İşte Atilla Dorsay’In o yazısından ilgili bölümler;
“Hürriyetteki röportajına sağlık haberlerini almak için baktık”
“Ah Hülya Koçyiğit… Hürriyet’teki bayram söyleşinle yaktın bizi. Hürriyet’teki söyleşiye sanki balıklama daldık. Senden son sağlık haberlerini almak için… Ama onunla birlikte hiç beklemediğimiz bir iktidar övgüsüyle, bir Tayyip Erdoğan güzellemesiyle, kolay kolay kabul edilemeyecek siyasal yorumlarla karşılaştık. Ve şaşırdık.
Sevgili Hülya. Oyuncular da elbette siyasete karışabilir. Hatta bence karışmalı da…Halk üzerindeki büyük etki güçlerini insanları daha doğru, daha iyi olanı seçmeye yöneltmek için kullanmalı. Dünya artık ulusal ve de uluslararası siyasette söz sahibi olan ünlülerle dolu. Köşesine kapanıp hiçbir konuda fikir beyan etmeyen, etliye-sütlüye karışmayan gizemli starlar devri çoktan kapandı.
Nitekim sen, daha birçok ünlü isimle birlikte ‘akil adamlar” grubuna katıldığında, kendi adıma çok mutlu olmuştum.

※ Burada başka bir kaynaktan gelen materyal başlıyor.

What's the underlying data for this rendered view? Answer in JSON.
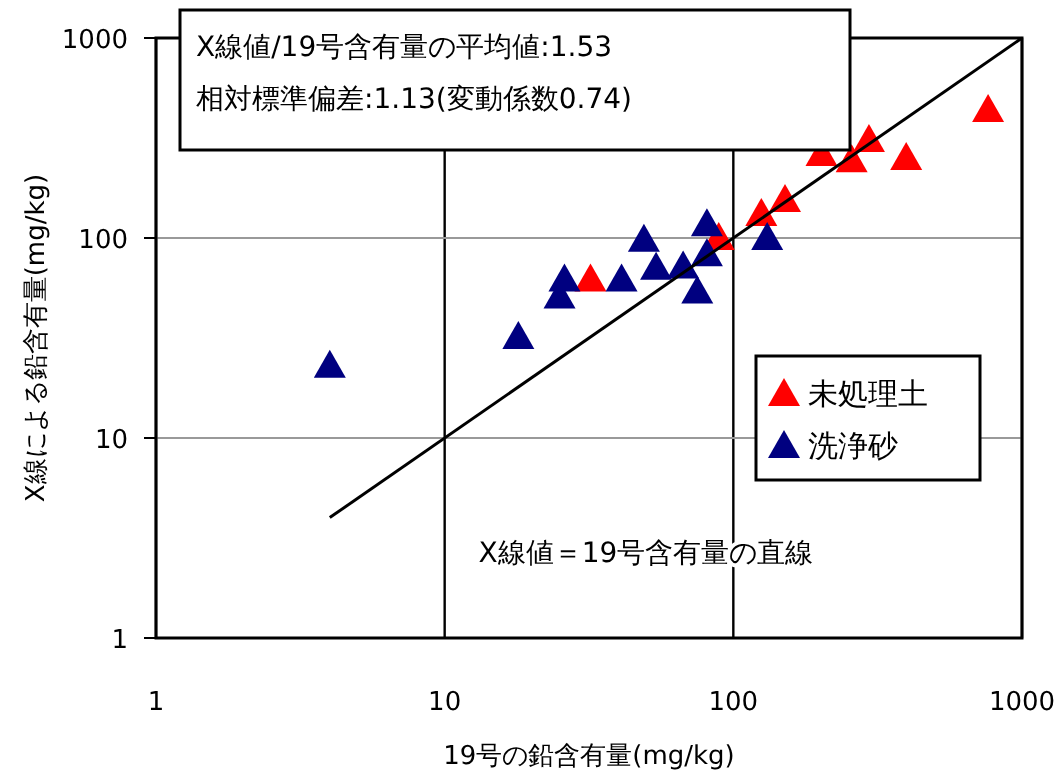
{
  "chart_data": {
    "type": "scatter",
    "xlabel": "19号の鉛含有量(mg/kg)",
    "ylabel": "X線による鉛含有量(mg/kg)",
    "log": "xy",
    "xlim": [
      1,
      1000
    ],
    "ylim": [
      1,
      1000
    ],
    "xticks": [
      1,
      10,
      100,
      1000
    ],
    "yticks": [
      1,
      10,
      100,
      1000
    ],
    "grid": true,
    "legend": "right",
    "marker": "triangle",
    "annotations": [
      "X線値/19号含有量の平均値:1.53\n相対標準偏差:1.13(変動係数0.74)",
      "X線値＝19号含有量の直線"
    ],
    "series": [
      {
        "name": "未処理土",
        "color": "#ff0000",
        "x": [
          32,
          89,
          125,
          151,
          202,
          257,
          295,
          397,
          763
        ],
        "values": [
          62,
          100,
          132,
          155,
          263,
          245,
          309,
          251,
          437
        ]
      },
      {
        "name": "洗浄砂",
        "color": "#000080",
        "x": [
          4,
          18,
          25,
          26,
          41,
          49,
          54,
          67,
          75,
          81,
          81,
          131
        ],
        "values": [
          23,
          32,
          51,
          62,
          62,
          98,
          71,
          72,
          54,
          117,
          83,
          100
        ]
      },
      {
        "type": "line",
        "color": "#000000",
        "marker": "none",
        "x": [
          4,
          1000
        ],
        "values": [
          4,
          1000
        ]
      }
    ]
  }
}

Hele ki Kürt Sorunu’nun sadece dağda terorist öldürmekle bitmeyeceğine, Kürt vatandaşlarımızın mutlaka siyasete katılması gerektiğine, o kesimle diyalogun demokrasiye has yöntemlerle kurulmasının şart olduğuna içtenlikle inanmış biri olarak, sana da büyük saygı duymuştum. Recep Tayyip Erdoğan’ı, hele bugün geldiği noktada hiçbir biçimde onaylamasam da, bu ülkede hala yarıya yakın bir kitle gibi sen de onun bir lider olarak sahip olduğu cerbezeye, kitlelere seslenme ve onları ikna etme yeteneğine hayran olabilirsin.”

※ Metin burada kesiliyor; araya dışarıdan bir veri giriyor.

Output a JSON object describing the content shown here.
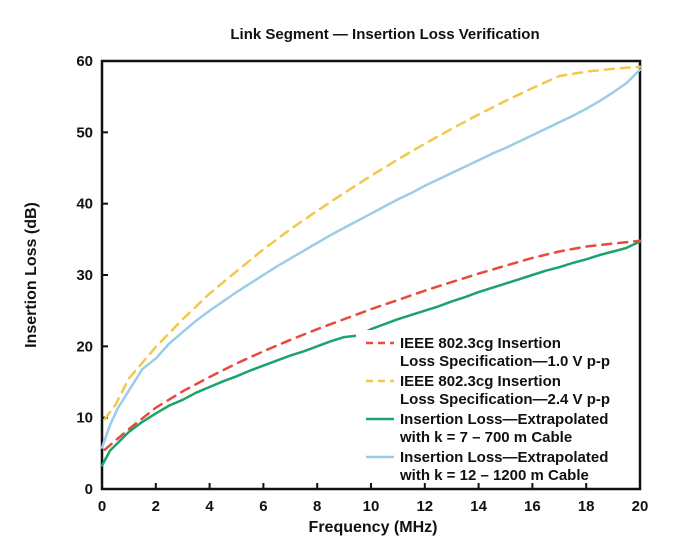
{
  "chart_data": {
    "type": "line",
    "title": "Link Segment — Insertion Loss Verification",
    "xlabel": "Frequency (MHz)",
    "ylabel": "Insertion Loss (dB)",
    "xlim": [
      0,
      20
    ],
    "ylim": [
      0,
      60
    ],
    "xticks": [
      0,
      2,
      4,
      6,
      8,
      10,
      12,
      14,
      16,
      18,
      20
    ],
    "yticks": [
      0,
      10,
      20,
      30,
      40,
      50,
      60
    ],
    "grid": false,
    "legend_position": "bottom-right",
    "series": [
      {
        "name_lines": [
          "IEEE 802.3cg Insertion",
          "Loss Specification—1.0 V p-p"
        ],
        "color": "#e84a3c",
        "style": "dashed",
        "x": [
          0.1,
          0.5,
          1,
          2,
          3,
          4,
          5,
          6,
          7,
          8,
          9,
          10,
          11,
          12,
          13,
          14,
          15,
          16,
          17,
          18,
          19,
          20
        ],
        "y": [
          5.5,
          6.8,
          8.4,
          11.4,
          13.7,
          15.7,
          17.6,
          19.3,
          20.9,
          22.4,
          23.8,
          25.2,
          26.5,
          27.8,
          29.0,
          30.2,
          31.3,
          32.4,
          33.3,
          34.0,
          34.4,
          34.8
        ]
      },
      {
        "name_lines": [
          "IEEE 802.3cg Insertion",
          "Loss Specification—2.4 V p-p"
        ],
        "color": "#f2c84b",
        "style": "dashed",
        "x": [
          0.1,
          0.5,
          1,
          2,
          3,
          4,
          5,
          6,
          7,
          8,
          9,
          10,
          11,
          12,
          13,
          14,
          15,
          16,
          17,
          18,
          19,
          20
        ],
        "y": [
          9.8,
          11.8,
          15.5,
          19.9,
          23.8,
          27.4,
          30.5,
          33.6,
          36.4,
          39.0,
          41.5,
          43.9,
          46.2,
          48.4,
          50.5,
          52.5,
          54.4,
          56.2,
          57.9,
          58.5,
          58.9,
          59.2
        ]
      },
      {
        "name_lines": [
          "Insertion Loss—Extrapolated",
          "with k = 7 – 700 m Cable"
        ],
        "color": "#1aa36a",
        "style": "solid",
        "x": [
          0.0,
          0.3,
          0.6,
          1.0,
          1.5,
          2.0,
          2.5,
          3.0,
          3.5,
          4.0,
          4.5,
          5.0,
          5.5,
          6.0,
          6.5,
          7.0,
          7.5,
          8.0,
          8.5,
          9.0,
          9.5,
          10.0,
          10.5,
          11.0,
          11.5,
          12.0,
          12.5,
          13.0,
          13.5,
          14.0,
          14.5,
          15.0,
          15.5,
          16.0,
          16.5,
          17.0,
          17.5,
          18.0,
          18.5,
          19.0,
          19.5,
          20.0
        ],
        "y": [
          3.3,
          5.4,
          6.5,
          8.0,
          9.4,
          10.6,
          11.7,
          12.5,
          13.5,
          14.3,
          15.1,
          15.8,
          16.6,
          17.3,
          18.0,
          18.7,
          19.3,
          20.0,
          20.7,
          21.3,
          21.5,
          22.4,
          23.1,
          23.8,
          24.4,
          25.0,
          25.6,
          26.3,
          26.9,
          27.6,
          28.2,
          28.8,
          29.4,
          30.0,
          30.6,
          31.1,
          31.7,
          32.2,
          32.8,
          33.3,
          33.8,
          34.7
        ]
      },
      {
        "name_lines": [
          "Insertion Loss—Extrapolated",
          "with k = 12 – 1200 m Cable"
        ],
        "color": "#9ccde6",
        "style": "solid",
        "x": [
          0.0,
          0.3,
          0.6,
          1.0,
          1.5,
          2.0,
          2.5,
          3.0,
          3.5,
          4.0,
          4.5,
          5.0,
          5.5,
          6.0,
          6.5,
          7.0,
          7.5,
          8.0,
          8.5,
          9.0,
          9.5,
          10.0,
          10.5,
          11.0,
          11.5,
          12.0,
          12.5,
          13.0,
          13.5,
          14.0,
          14.5,
          15.0,
          15.5,
          16.0,
          16.5,
          17.0,
          17.5,
          18.0,
          18.5,
          19.0,
          19.5,
          20.0
        ],
        "y": [
          5.8,
          9.0,
          11.4,
          13.8,
          16.8,
          18.3,
          20.4,
          22.0,
          23.6,
          25.0,
          26.3,
          27.6,
          28.8,
          30.0,
          31.2,
          32.3,
          33.4,
          34.5,
          35.6,
          36.6,
          37.6,
          38.6,
          39.6,
          40.6,
          41.5,
          42.5,
          43.4,
          44.3,
          45.2,
          46.1,
          47.0,
          47.8,
          48.7,
          49.6,
          50.5,
          51.4,
          52.3,
          53.3,
          54.4,
          55.6,
          56.9,
          58.8
        ]
      }
    ]
  }
}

“Senin yüzünden Tarık Akan’la küs ayrıldık”
“Üstelik ben, daha o dönemde, senin yüzünden rahmetli Tarık Akan’la bozuşmuştum. Çünkü 2014 yılında TÜYAP beni ‘yılın yazarı’ seçtiğinde ve bunun için bir dizi etkinlik düzenlendiğinde, ben ilk panel için seni ve Tarık’ı seçmiş ve size ricada bulunmuştum.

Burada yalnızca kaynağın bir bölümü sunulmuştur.